This work addresses the modeling challenge of non-Markovian stochastic differential equations (SDEs), where temporal correlations induced by colored noise invalidate conventional Markovian SDE frameworks. We propose a generalized motion coordinate theory that unifies treatment of both Markovian and non-Markovian systems—driven by white or colored noise—via pathwise analysis and an extended state-space formulation. Innovatively, we construct the first generalized coordinate framework enabling exact short-time solutions and global long-time analytical characterization—including flow and perturbation analysis—for non-Markovian SDEs, circumventing the approximation limitations of traditional Markovian embedding approaches. Our methodology integrates rough path theory, analytical flow analysis, generalized Bayesian filtering derivation, and efficient numerical simulation. Key contributions include: (i) exact solutions for linear SDEs with analytically characterized perturbations; (ii) reconstruction of generalized Bayesian filtering; (iii) novel high-accuracy algorithms for simulation, filtering, and control; and (iv) smooth path approximations for rough SDEs.

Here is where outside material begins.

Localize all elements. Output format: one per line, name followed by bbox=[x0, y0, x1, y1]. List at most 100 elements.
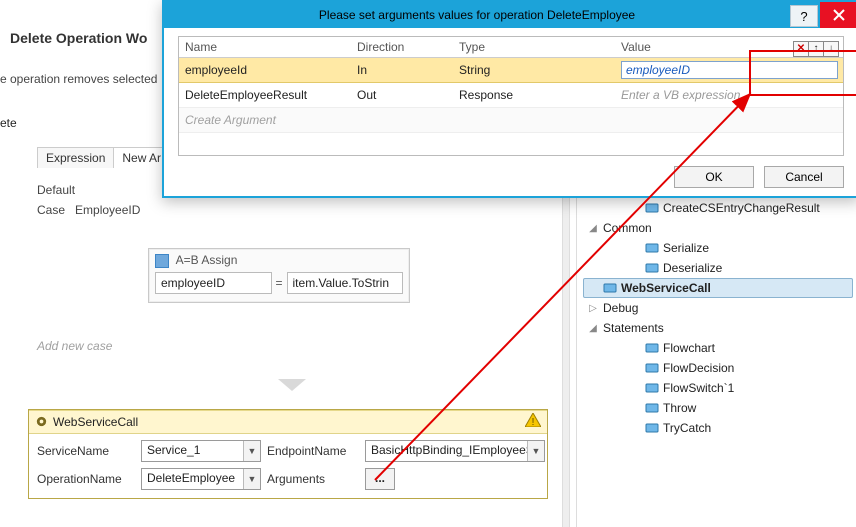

Stochastic differential equations are ubiquitous modelling tools in physics and the sciences. In most modelling scenarios, random fluctuations driving dynamics or motion have some non-trivial temporal correlation structure, which renders the SDE non-Markovian; a phenomenon commonly known as ``colored'' noise. Thus, an important objective is to develop effective tools for mathematically and numerically studying (possibly non-Markovian) SDEs. In this report, we formalise a mathematical theory for analysing and numerically studying SDEs based on so-called `generalised coordinates of motion'. Like the theory of rough paths, we analyse SDEs pathwise for any given realisation of the noise, not solely probabilistically. Like the established theory of Markovian realisation, we realise non-Markovian SDEs as a Markov process in an extended space. Unlike the established theory of Markovian realisation however, the Markovian realisations here are accurate on short timescales and may be exact globally in time, when flows and fluctuations are analytic. This theory is exact for SDEs with analytic flows and fluctuations, and is approximate when flows and fluctuations are differentiable. It provides useful analysis tools, which we employ to solve linear SDEs with analytic fluctuations. It may also be useful for studying rougher SDEs, as these may be identified as the limit of smoother ones. This theory supplies effective, computationally straightforward methods for simulation, filtering and control of SDEs; amongst others, we re-derive generalised Bayesian filtering, a state-of-the-art method for time-series analysis. Looking forward, this report suggests that generalised coordinates have far-reaching applications throughout stochastic differential equations.